The museum features the historic 1911 GTW depot, EJ&E interlocking tower, a small display of EJ&E rolling stock, and a handful of various small trackside shanties.

Maintained by the dedicated members of the Griffith Historical Society, the Griffith Depot Museum is a welcoming place for any railfan or history buff. The museum started in 1979 when a group was formed to save the GTW depot from demolition. At one time, Griffith had five depots in the same area to serve each railroad, but by 1975 all but the GTW building had been demolished or destroyed by fire. Once the depot was relocated to the museum’s property, a few watchman shanties and an Erie telephone booth were saved and relocated to the museum’s grounds. After a couple years of restoration work, the museum was opened and dedicated in 1982.

The museum purchased some land adjacent to the depot in 1994 to create a railroad park, and the EJ&E donated rolling stock for display over the next few years. Today, an EJ&E cupola caboose, transfer caboose (lettered for the Erie), and a Pullman troop sleeper call the museum grounds home.

EJ&E cupola caboose number 503 was built in 1956 and was used all over the EJ&E system. Following retirement in the 1980s, the caboose was stored at the EJ&E’s Kirk Yard in Gary, IN before being donated and moved to the museum in 1995.

The Pullman troop sleeper was built in 1943 and after the war was sold to the EJ&E who used it in wreck train service before retiring and donating the car in 1996. Today the car has several small exhibits inside.

The EJ&E transfer caboose was built in the mid-1950s and was one of many such cabooses on the EJ&E roster. Donated to the museum in 1997, the caboose has since been restored to look like an Erie-Lackawanna transfer caboose.

In 1999, word got out that the Griffith interlocking tower was slated for demolition. Closed on December 31 of that year, the grand old brick tower of 1924 vintage was donated by the EJ&E and successfully relocated to the museum the following summer. It has since been restored to its original appearance and provides a good example of what an interlocking tower was like for those who are unfamiliar with such operations. In 2004, the museum was able to get the depot and tower put on the National Register of Historic Places and the Indiana Register of Historic Sites and Structures. Plaques on each building indicate that they are on both registers.

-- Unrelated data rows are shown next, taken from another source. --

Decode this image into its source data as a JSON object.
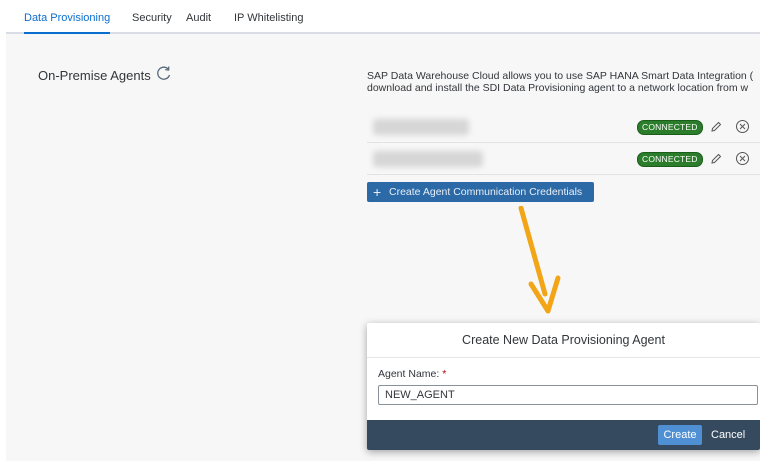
{
  "tabs": [
    {
      "label": "Data Provisioning",
      "active": true
    },
    {
      "label": "Security",
      "active": false
    },
    {
      "label": "Audit",
      "active": false
    },
    {
      "label": "IP Whitelisting",
      "active": false
    }
  ],
  "left_panel": {
    "title": "On-Premise Agents",
    "refresh_icon": "refresh-icon"
  },
  "description": {
    "line1": "SAP Data Warehouse Cloud allows you to use SAP HANA Smart Data Integration (",
    "line2": "download and install the SDI Data Provisioning agent to a network location from w"
  },
  "agents": [
    {
      "status": "CONNECTED"
    },
    {
      "status": "CONNECTED"
    }
  ],
  "create_credentials_button": "Create Agent Communication Credentials",
  "dialog": {
    "title": "Create New Data Provisioning Agent",
    "field_label": "Agent Name:",
    "required_marker": "*",
    "field_value": "NEW_AGENT",
    "create_label": "Create",
    "cancel_label": "Cancel"
  },
  "colors": {
    "accent": "#0a6ed1",
    "connected_badge": "#2b7c2b",
    "annotation_arrow": "#f2a516",
    "dialog_footer": "#354a5f"
  }
}
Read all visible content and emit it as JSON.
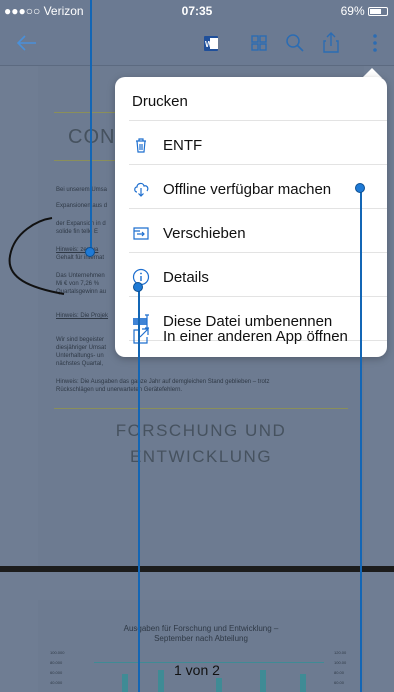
{
  "status_bar": {
    "carrier": "●●●○○ Verizon",
    "time": "07:35",
    "battery": "69%"
  },
  "toolbar": {
    "icons": [
      "back-arrow-icon",
      "word-icon",
      "grid-icon",
      "search-icon",
      "share-icon",
      "more-icon"
    ]
  },
  "document": {
    "title_fragment": "CON",
    "lines": [
      "Bei unserem Umsa",
      "Expansionen aus d",
      "der Expansion in d",
      "solide fin      telle E",
      "Hinweis:   zentua",
      "Gehalt für internat",
      "Das Unternehmen",
      "Mi     € von 7,26 %",
      "Quartalsgewinn au",
      "Hinweis: Die Projek",
      "Wir sind begeister",
      "diesjähriger Umsat",
      "Unterhaltungs- un",
      "nächstes Quartal,",
      "Hinweis: Die Ausgaben                 das ganze Jahr auf demgleichen Stand geblieben – trotz",
      "Rückschlägen und unerwarteten Gerätefehlern."
    ],
    "heading_line1": "FORSCHUNG UND",
    "heading_line2": "ENTWICKLUNG",
    "chart_title_line1": "Ausgaben für Forschung und Entwicklung –",
    "chart_title_line2": "September nach Abteilung",
    "left_ticks": [
      "100.000",
      "80.000",
      "60.000",
      "40.000"
    ],
    "right_ticks": [
      "120.00",
      "100.00",
      "80.00",
      "60.00"
    ],
    "page_indicator": "1 von 2"
  },
  "menu": {
    "items": [
      {
        "label": "Drucken",
        "icon": ""
      },
      {
        "label": "ENTF",
        "icon": "trash-icon"
      },
      {
        "label": "Offline verfügbar machen",
        "icon": "cloud-download-icon"
      },
      {
        "label": "Verschieben",
        "icon": "move-icon"
      },
      {
        "label": "Details",
        "icon": "info-icon"
      },
      {
        "label": "Diese Datei umbenennen",
        "icon": "rename-icon"
      },
      {
        "label": "In einer anderen App öffnen",
        "icon": "open-in-app-icon"
      }
    ]
  },
  "colors": {
    "accent_blue": "#1e7ad6",
    "overlay": "#6b7a92",
    "menu_bg": "#ffffff"
  }
}
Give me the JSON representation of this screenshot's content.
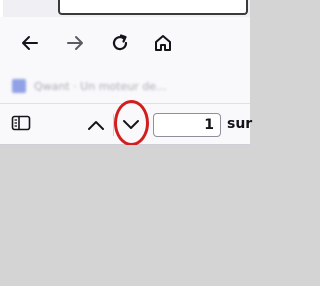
{
  "browser": {
    "bookmarks_bar": {
      "items": [
        {
          "label": "Qwant · Un moteur de...",
          "icon": "bookmark-favicon"
        }
      ]
    },
    "nav": {
      "back_icon": "back-arrow-icon",
      "forward_icon": "forward-arrow-icon",
      "reload_icon": "reload-icon",
      "home_icon": "home-icon"
    }
  },
  "pdf_viewer": {
    "sidebar_toggle_icon": "sidebar-toggle-icon",
    "prev_page_icon": "chevron-up-icon",
    "next_page_icon": "chevron-down-icon",
    "page_number": "1",
    "page_of_label": "sur",
    "highlight_color": "#d21e1e"
  }
}
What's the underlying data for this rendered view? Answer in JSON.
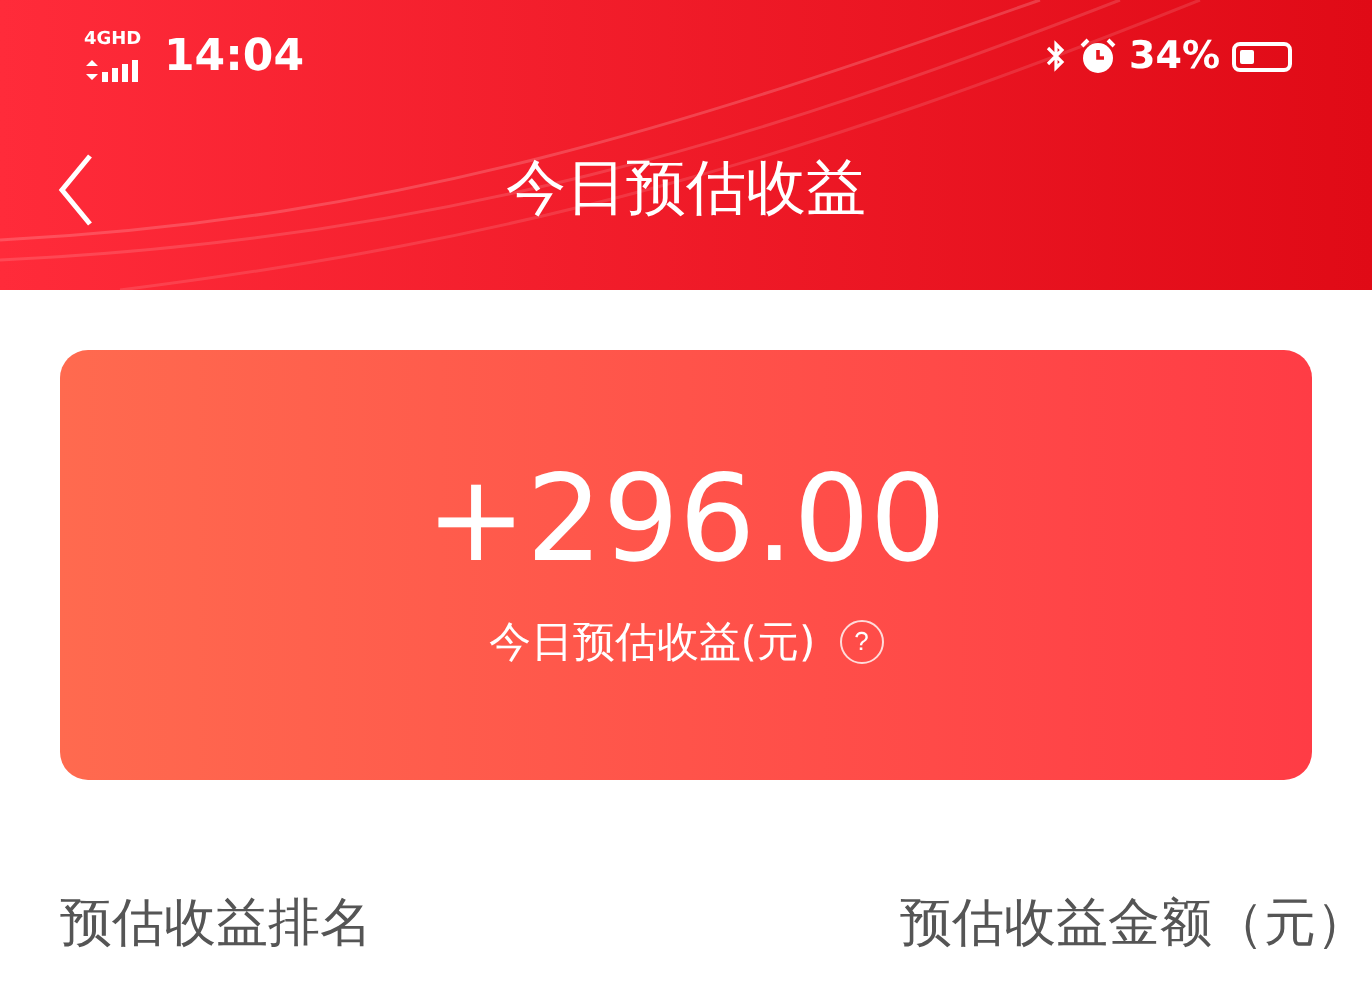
{
  "status_bar": {
    "network": "4GHD",
    "time": "14:04",
    "battery_text": "34%"
  },
  "nav": {
    "title": "今日预估收益"
  },
  "summary": {
    "amount": "+296.00",
    "label": "今日预估收益(元)",
    "help": "?"
  },
  "list_header": {
    "column_1": "预估收益排名",
    "column_2": "预估收益金额（元）"
  }
}
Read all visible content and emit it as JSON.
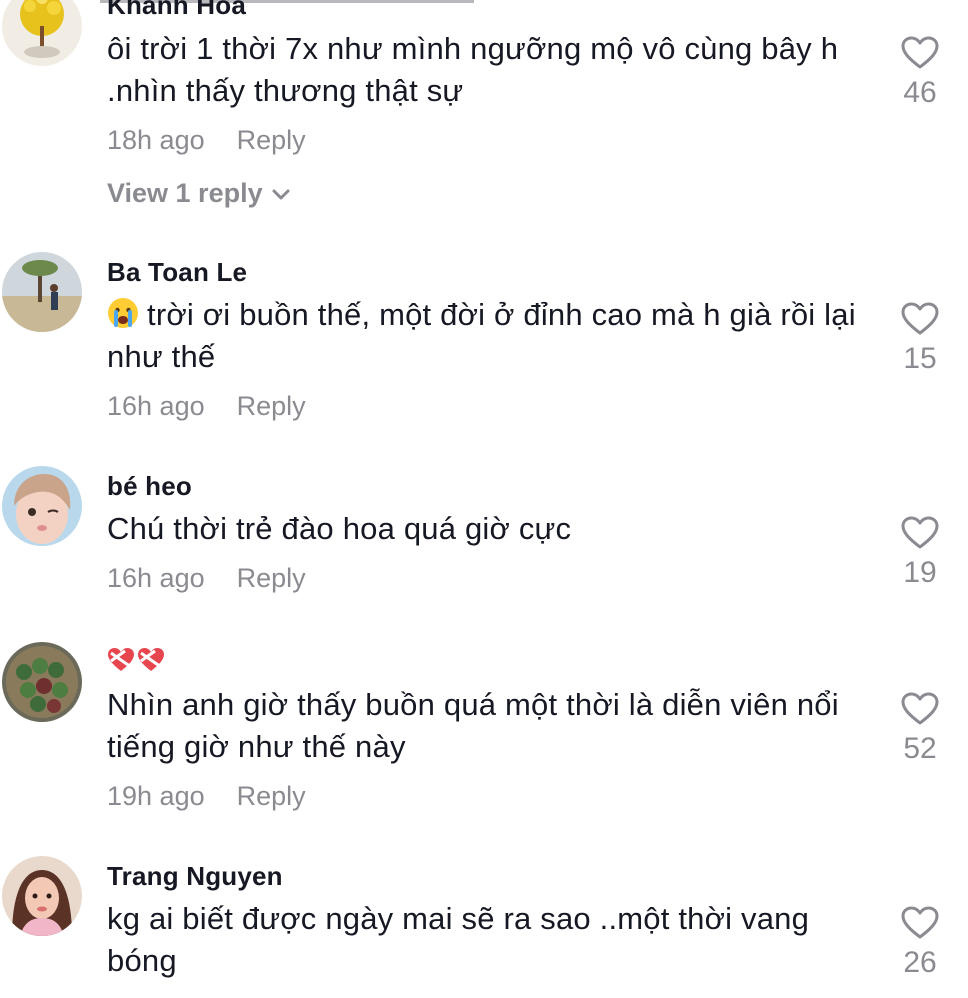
{
  "comments": [
    {
      "username": "Khánh Hòa",
      "text": "ôi trời 1 thời 7x như mình ngưỡng mộ vô cùng bây h .nhìn thấy thương thật sự",
      "time": "18h ago",
      "reply_label": "Reply",
      "likes": "46",
      "view_replies": "View 1 reply"
    },
    {
      "username": "Ba Toan Le",
      "text": "trời ơi buồn thế, một đời ở đỉnh cao mà h già rồi lại như thế",
      "emoji": "crying-face",
      "time": "16h ago",
      "reply_label": "Reply",
      "likes": "15"
    },
    {
      "username": "bé heo",
      "text": "Chú thời trẻ đào hoa quá giờ cực",
      "time": "16h ago",
      "reply_label": "Reply",
      "likes": "19"
    },
    {
      "username_icons": [
        "heart-ribbon-icon",
        "heart-ribbon-icon"
      ],
      "text": "Nhìn anh giờ thấy buồn quá một thời là diễn viên nổi tiếng giờ như thế này",
      "time": "19h ago",
      "reply_label": "Reply",
      "likes": "52"
    },
    {
      "username": "Trang Nguyen",
      "text": "kg ai biết được ngày mai sẽ ra sao ..một thời vang bóng",
      "likes": "26"
    }
  ],
  "colors": {
    "text": "#161823",
    "secondary": "#8a8b91",
    "heart_outline": "#8a8b91"
  }
}
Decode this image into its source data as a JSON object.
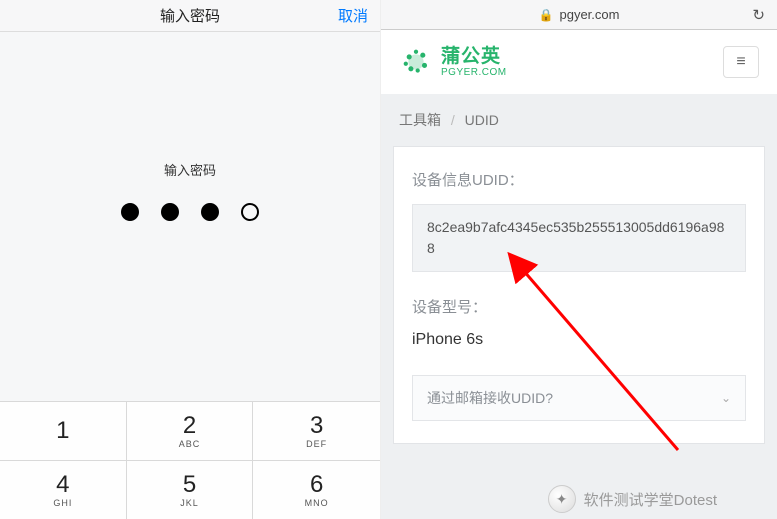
{
  "left": {
    "header_title": "输入密码",
    "cancel": "取消",
    "prompt": "输入密码",
    "dots_filled": [
      true,
      true,
      true,
      false
    ],
    "keys": [
      {
        "num": "1",
        "letters": ""
      },
      {
        "num": "2",
        "letters": "ABC"
      },
      {
        "num": "3",
        "letters": "DEF"
      },
      {
        "num": "4",
        "letters": "GHI"
      },
      {
        "num": "5",
        "letters": "JKL"
      },
      {
        "num": "6",
        "letters": "MNO"
      }
    ]
  },
  "right": {
    "url_host": "pgyer.com",
    "logo_cn": "蒲公英",
    "logo_en": "PGYER.COM",
    "breadcrumb_a": "工具箱",
    "breadcrumb_b": "UDID",
    "udid_label": "设备信息UDID：",
    "udid_value": "8c2ea9b7afc4345ec535b255513005dd6196a988",
    "model_label": "设备型号：",
    "model_value": "iPhone 6s",
    "email_label": "通过邮箱接收UDID?"
  },
  "watermark": {
    "text": "软件测试学堂Dotest"
  },
  "colors": {
    "brand": "#27b46c",
    "ios_blue": "#007aff",
    "arrow": "#ff0000"
  }
}
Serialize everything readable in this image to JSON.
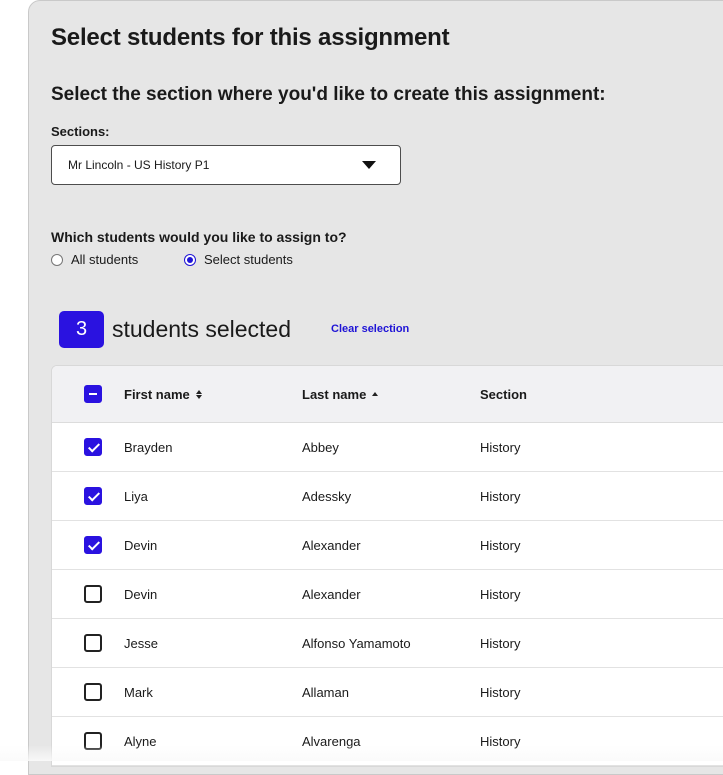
{
  "dialog": {
    "title": "Select students for this assignment",
    "subtitle": "Select the section where you'd like to create this assignment:",
    "sections_label": "Sections:",
    "sections_value": "Mr Lincoln - US History P1",
    "question": "Which students would you like to assign to?",
    "radio_all": "All students",
    "radio_select": "Select students",
    "radio_selected": "Select students"
  },
  "selection": {
    "count": "3",
    "count_text": "students selected",
    "clear_label": "Clear selection"
  },
  "table": {
    "headers": {
      "first": "First name",
      "last": "Last name",
      "section": "Section"
    },
    "rows": [
      {
        "first": "Brayden",
        "last": "Abbey",
        "section": "History",
        "checked": true
      },
      {
        "first": "Liya",
        "last": "Adessky",
        "section": "History",
        "checked": true
      },
      {
        "first": "Devin",
        "last": "Alexander",
        "section": "History",
        "checked": true
      },
      {
        "first": "Devin",
        "last": "Alexander",
        "section": "History",
        "checked": false
      },
      {
        "first": "Jesse",
        "last": "Alfonso Yamamoto",
        "section": "History",
        "checked": false
      },
      {
        "first": "Mark",
        "last": "Allaman",
        "section": "History",
        "checked": false
      },
      {
        "first": "Alyne",
        "last": "Alvarenga",
        "section": "History",
        "checked": false
      }
    ]
  },
  "colors": {
    "accent": "#2a12e0",
    "panel": "#e6e6e6"
  }
}
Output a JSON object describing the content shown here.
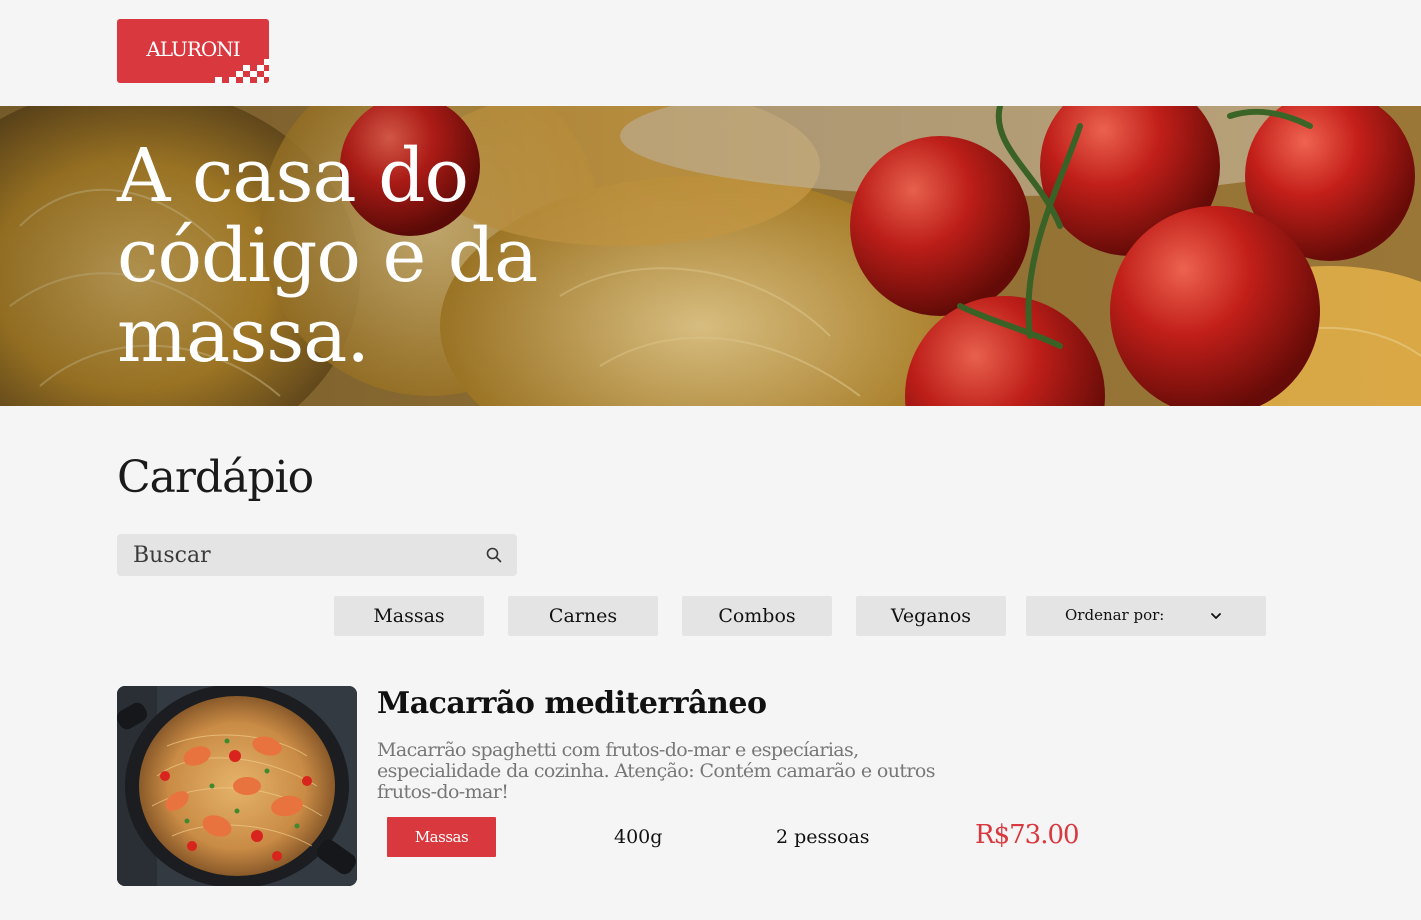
{
  "header": {
    "logo_text": "ALURONI",
    "colors": {
      "brand": "#d9383f",
      "background": "#f5f5f5"
    }
  },
  "hero": {
    "title": "A casa do código e da massa."
  },
  "menu": {
    "title": "Cardápio",
    "search": {
      "placeholder": "Buscar",
      "icon": "search-icon"
    },
    "filters": [
      {
        "label": "Massas"
      },
      {
        "label": "Carnes"
      },
      {
        "label": "Combos"
      },
      {
        "label": "Veganos"
      }
    ],
    "sort": {
      "label": "Ordenar por:",
      "icon": "chevron-down-icon"
    },
    "items": [
      {
        "name": "Macarrão mediterrâneo",
        "description": "Macarrão spaghetti com frutos-do-mar e especíarias, especialidade da cozinha. Atenção: Contém camarão e outros frutos-do-mar!",
        "category": "Massas",
        "size": "400g",
        "serving": "2 pessoas",
        "price": "R$73.00"
      }
    ]
  }
}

Today, visitors can find several indoor exhibits inside of the depot and the trains, mostly memorabilia and historic photographs. Each summer, the museum hosts a Railroad Days festival which has several model train vendors and other railroad-oriented activities. Retired railroaders hang out in the tower and explain to visitors how it worked and share stories of their experience working for the railroad. Can’t make it to Railroad Days? Fear not. The museum is open on Sundays from 2:00 to 4:00.

Even if the museum isn’t open, the park is worth a visit. The grounds are kept up nicely and the buildings and equipment look as good as new. The depot was recently painted into a sharp red with yellow trim and the trains, tower, and shanties look great as well. For railfans, the park allows for a nice view of passing trains and the stairs leading up to the tower are open 24/7 and allow for a great view of the diamond.

Whether you’re a railfan, history buff, or just curious, the Griffith Depot Museum has plenty to keep you busyboth indoors and outdoors. While not an operating railroad, the museum will still take you on a journey back in time to when railroads were the backbone of Northwest Indiana.